In the main dashboard page, there is a column for Errors. We show the error rate per minute. Depending on the application, having anywhere from 1-30 errors per minute could be acceptable. Acceptable errors for us are typically ActionController::RoutingError from spam-bots.
Here’s how we use the feature. First, we set a threshold value so that the dashboard shows yellow/red if the rate is higher than we expect. Because we set a threshold, the RPM Incident feature will email us when a violation occurs, which is nice because we don’t have to be looking at RPM to get notified of the problem. Second, every morning I sign in and do a 24 hour query on the Errors page. I get a nice summary of the errors that occurred and I can easily spot-check for serious ones.
Here’s a real-world example of the Error Tracking feature in action. First, I received this email from RPM.
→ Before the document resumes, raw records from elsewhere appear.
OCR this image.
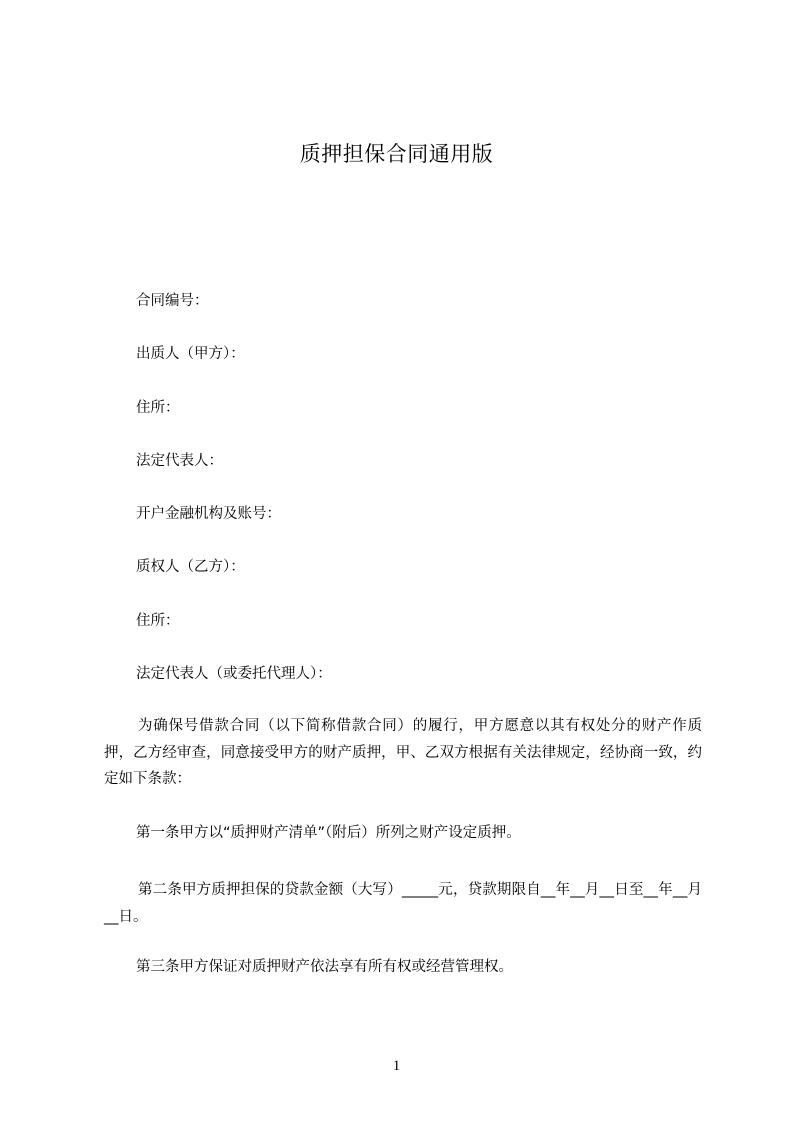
质押担保合同通用版
合同编号：
出质人（甲方）：
住所：
法定代表人：
开户金融机构及账号：
质权人（乙方）：
住所：
法定代表人（或委托代理人）：
为确保号借款合同（以下简称借款合同）的履行，甲方愿意以其有权处分的财产作质押，乙方经审查，同意接受甲方的财产质押，甲、乙双方根据有关法律规定，经协商一致，约定如下条款：
第一条甲方以“质押财产清单”（附后）所列之财产设定质押。
第二条甲方质押担保的贷款金额（大写）_____元，贷款期限自__年__月__日至__年__月__日。
第三条甲方保证对质押财产依法享有所有权或经营管理权。
1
Two things caught my attention. First that my configured threshold was violated, and second that the incident heuristic detected an abnormal jump. I switched over to RPM and saw the following screen.
Yikes! Over 200 errors per minute. Clicking on the red light, I was taken to the Errors view.
The Runt:: error is one that we are aware of and have a pending Agent fix for. The other error is new. Flipping back to the overview dashboard, I noticed that this error was happening on only one host. Clicking on the Count field in the Error view showed all 219 errors and I noticed they all were coming from a single instance of my app. The error itself was not very interesting. The message was:
Expected /data/rpm/releases/20081021033815/app/controllers/agent_listener_controller.rb to define AgentListenerController
This error normally means there was a compilation bug. So, my theory was that this was transient. Sure enough, I restarted just that mongrel and the problem went away. Without RPM giving us rapid and deep insight into this issue, it’s hard to imagine how long it would have taken me to figure it out.